The Employee Benefit Research Institute, a nonpartisan research group based in Washington, said its retirement readiness study found that living longer, saving too little and inadequate planning for health care costs will leave many retirees short of money to pay basic living expenses.
The study finds that 64 percent of workers earning less than $30,000 a year will run out of money within 10 years of retiring. About a third of workers making between $30,000 and $70,000 will run out of money after 20 years of retirement. One in 10 workers making more than $70,000 won’t have enough money.
“Early” baby boomers, meaning people who now aged 56 to 62, have a 47 percent chance of not having enough money to pay basic retirement costs and uninsured medical expenses, the study concluded.
“Late” boomers aged 46 to 55, as well as Generation X workers aged 36 to 45, have about a 45 percent chance of running short on cash.
The study should wake up workers to the reality of today’s retirement challenges, said Jack VanDerhei, research director for EBRI and author of the study.
“Stop deceiving yourself that you are going to have enough money for retirement,” he said. “If you believe that there is a chance you’re going to be at risk, you must start doing some financial planning and do it now.”
Some workers, particularly those in lower income groups, will likely be forced to continue working into retirement. The same is true for those near retirement and behind on saving.
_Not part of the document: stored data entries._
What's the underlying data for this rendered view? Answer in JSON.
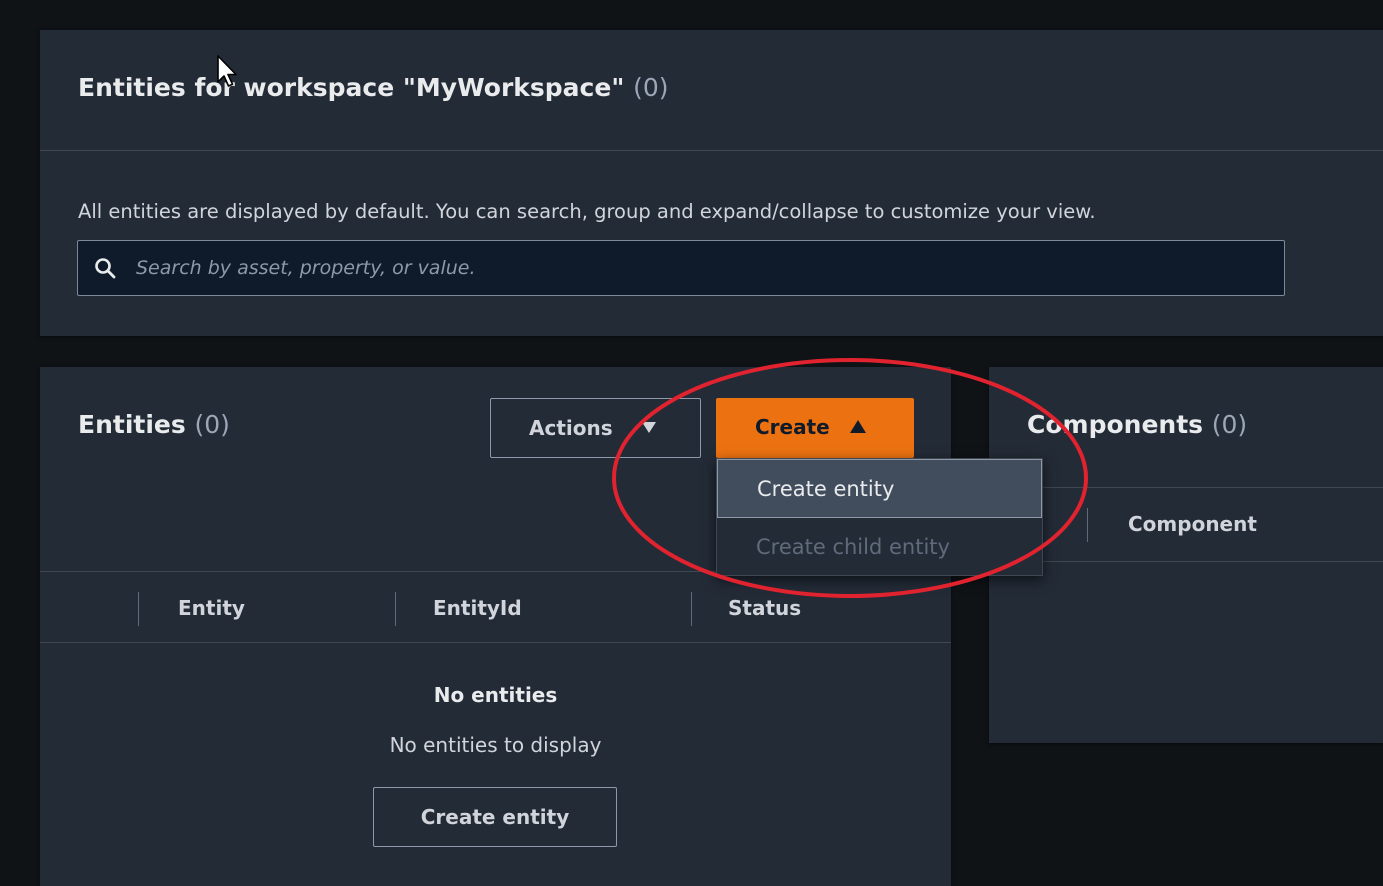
{
  "workspace_panel": {
    "title": "Entities for workspace \"MyWorkspace\"",
    "count": "(0)",
    "description": "All entities are displayed by default. You can search, group and expand/collapse to customize your view.",
    "search_placeholder": "Search by asset, property, or value."
  },
  "entities_panel": {
    "title": "Entities",
    "count": "(0)",
    "actions_label": "Actions",
    "create_label": "Create",
    "columns": [
      "Entity",
      "EntityId",
      "Status"
    ],
    "empty_title": "No entities",
    "empty_subtitle": "No entities to display",
    "empty_button_label": "Create entity"
  },
  "create_dropdown": {
    "items": [
      {
        "label": "Create entity",
        "state": "highlighted"
      },
      {
        "label": "Create child entity",
        "state": "disabled"
      }
    ]
  },
  "components_panel": {
    "title": "Components",
    "count": "(0)",
    "columns": [
      "Component"
    ]
  },
  "colors": {
    "background": "#0f1316",
    "panel": "#232b37",
    "accent_orange": "#ec7211",
    "annotation_red": "#e0232f"
  },
  "icons": [
    "search-icon",
    "caret-down-icon",
    "caret-up-icon",
    "mouse-cursor-icon"
  ]
}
Young and middle-age workers still have a chance to improve their retirement lifestyle by saving more.
If workers aged 46 to 55 making between $30,000 and $70,000 saved an additional 4 percent of their pay, they would have a 90 percent probability of having enough money.
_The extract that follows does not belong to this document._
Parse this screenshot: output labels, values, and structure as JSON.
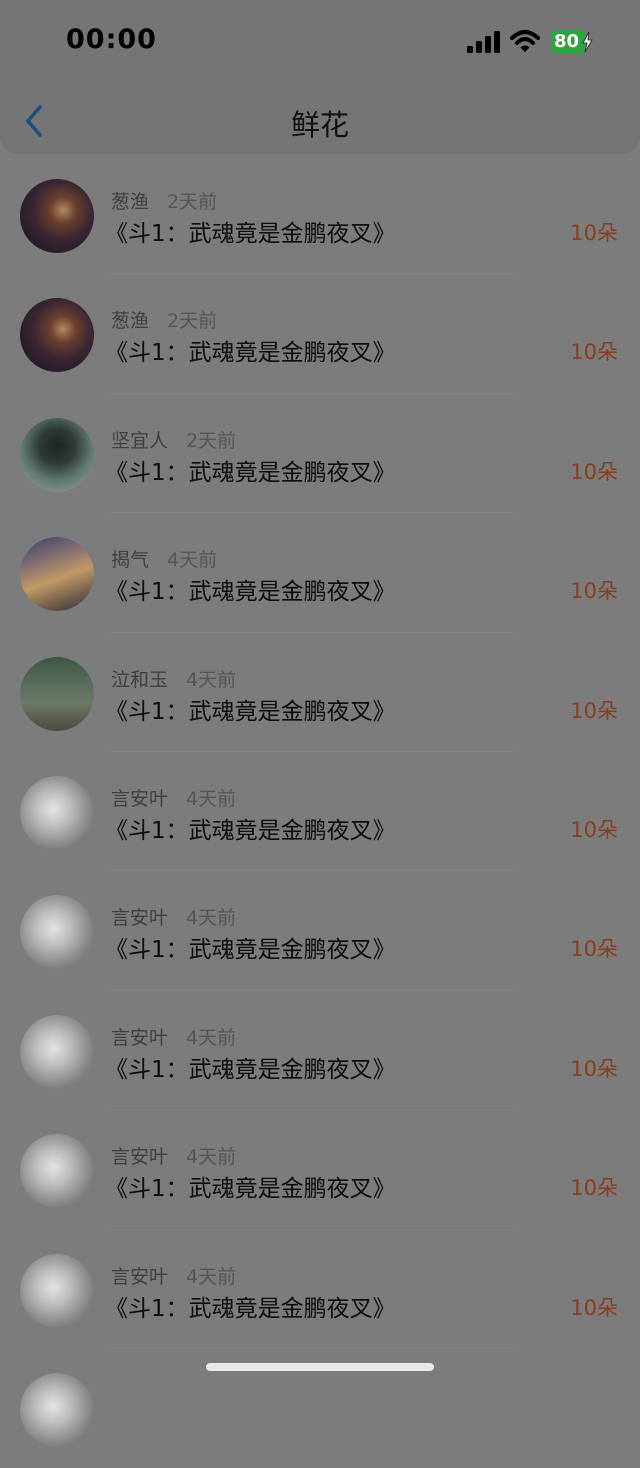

Older workers and those in lower income groups would have to save unrealistically high percentages of their income — some 25 percent or more — to get there, VanDerhei said.
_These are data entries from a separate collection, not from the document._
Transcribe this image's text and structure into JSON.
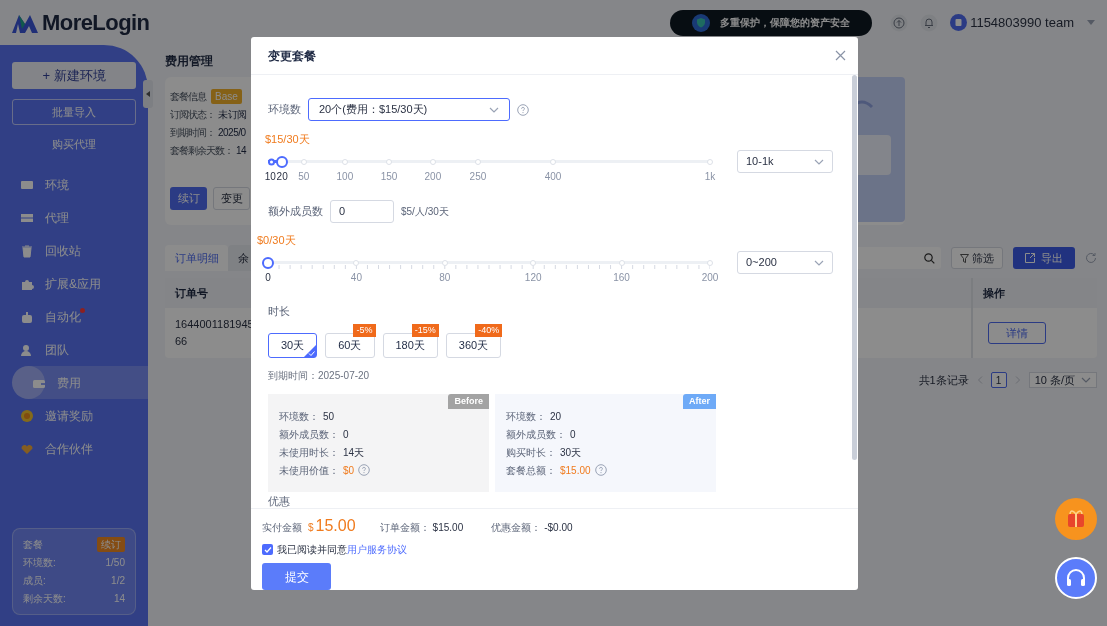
{
  "header": {
    "logo": "MoreLogin",
    "banner": "多重保护，保障您的资产安全",
    "account": "1154803990 team"
  },
  "sidebar": {
    "new_button": "+ 新建环境",
    "import_button": "批量导入",
    "proxy_link": "购买代理",
    "items": [
      {
        "label": "环境",
        "selected": false,
        "dot": false
      },
      {
        "label": "代理",
        "selected": false,
        "dot": false
      },
      {
        "label": "回收站",
        "selected": false,
        "dot": false
      },
      {
        "label": "扩展&应用",
        "selected": false,
        "dot": false
      },
      {
        "label": "自动化",
        "selected": false,
        "dot": true
      },
      {
        "label": "团队",
        "selected": false,
        "dot": false
      },
      {
        "label": "费用",
        "selected": true,
        "dot": false
      },
      {
        "label": "邀请奖励",
        "selected": false,
        "dot": false
      },
      {
        "label": "合作伙伴",
        "selected": false,
        "dot": false
      }
    ],
    "plan_card": {
      "title": "套餐",
      "renew": "续订",
      "rows": [
        {
          "label": "环境数:",
          "value": "1/50"
        },
        {
          "label": "成员:",
          "value": "1/2"
        },
        {
          "label": "剩余天数:",
          "value": "14"
        }
      ]
    }
  },
  "page": {
    "title": "费用管理",
    "plan": {
      "title": "套餐信息",
      "badge": "Base",
      "rows": [
        {
          "label": "订阅状态：",
          "value": "未订阅"
        },
        {
          "label": "到期时间：",
          "value": "2025/0"
        },
        {
          "label": "套餐剩余天数：",
          "value": "14"
        }
      ],
      "renew_button": "续订",
      "change_button": "变更"
    },
    "tabs": [
      {
        "label": "订单明细",
        "selected": true
      },
      {
        "label": "余",
        "selected": false
      }
    ],
    "filter_button": "筛选",
    "export_button": "导出",
    "table": {
      "columns": [
        "订单号",
        "操作"
      ],
      "rows": [
        {
          "order": [
            "1644001181945",
            "66"
          ],
          "action": "详情"
        }
      ]
    },
    "pagination": {
      "total": "共1条记录",
      "page": "1",
      "page_size": "10 条/页"
    }
  },
  "modal": {
    "title": "变更套餐",
    "env": {
      "label": "环境数",
      "value": "20个(费用：$15/30天)",
      "price": "$15/30天",
      "level": 0.032,
      "marks": [
        "10",
        "20",
        "50",
        "100",
        "150",
        "200",
        "250",
        "400",
        "1k"
      ],
      "range": "10-1k"
    },
    "members": {
      "label": "额外成员数",
      "value": "0",
      "unit": "$5/人/30天",
      "price": "$0/30天",
      "level": 0,
      "marks": [
        "0",
        "40",
        "80",
        "120",
        "160",
        "200"
      ],
      "range": "0~200"
    },
    "duration": {
      "label": "时长",
      "options": [
        {
          "label": "30天",
          "selected": true
        },
        {
          "label": "60天",
          "selected": false,
          "discount": "-5%"
        },
        {
          "label": "180天",
          "selected": false,
          "discount": "-15%"
        },
        {
          "label": "360天",
          "selected": false,
          "discount": "-40%"
        }
      ],
      "expiry": "到期时间：2025-07-20"
    },
    "panels": [
      {
        "kind": "before",
        "tag": "Before",
        "rows": [
          {
            "label": "环境数：",
            "value": "50",
            "highlight": false,
            "help": false
          },
          {
            "label": "额外成员数：",
            "value": "0",
            "highlight": false,
            "help": false
          },
          {
            "label": "未使用时长：",
            "value": "14天",
            "highlight": false,
            "help": false
          },
          {
            "label": "未使用价值：",
            "value": "$0",
            "highlight": true,
            "help": true
          }
        ]
      },
      {
        "kind": "after",
        "tag": "After",
        "rows": [
          {
            "label": "环境数：",
            "value": "20",
            "highlight": false,
            "help": false
          },
          {
            "label": "额外成员数：",
            "value": "0",
            "highlight": false,
            "help": false
          },
          {
            "label": "购买时长：",
            "value": "30天",
            "highlight": false,
            "help": false
          },
          {
            "label": "套餐总额：",
            "value": "$15.00",
            "highlight": true,
            "help": true
          }
        ]
      }
    ],
    "discount_label": "优惠",
    "footer": {
      "paid_label": "实付金额",
      "currency": "$",
      "amount": "15.00",
      "order_label": "订单金额：",
      "order_value": "$15.00",
      "discount_label": "优惠金额：",
      "discount_value": "-$0.00",
      "agree_checked": true,
      "agree_text": "我已阅读并同意",
      "agree_link": "用户服务协议",
      "submit": "提交"
    }
  }
}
Although the results seem rather grim, they do show there has been some improvement since 2003, when a similar study was done.
The early baby boomers group had a 60 percent change of running short of cash seven years ago, but that figure fell to 47 percent in the latest study. Similar improvements were seen in other age groups.
The reason can be attributed largely to the widespread use of automatic enrollment and automatic escalation of contributions in 401(k) plans, VanDerhei said.
Auto enrollment, which has grown rapidly in the past few years, is now used by more than 57 percent of large companies, according to a recent survey by business consultant Towers Watson.
Under auto enrollment, companies place a new worker in the 401(k) plan unless the worker chooses to withdraw. The practice is credited with significantly increasing the number of retirement savers because most people won’t bother to opt out. Auto escalation increases a workers retirement savings level as pay increases.
The updated EBRI study factors in retirement plan changes, such as the automatic features, financial market performance and employee behavior.
It is based on a database of 24 million 401(k) participants.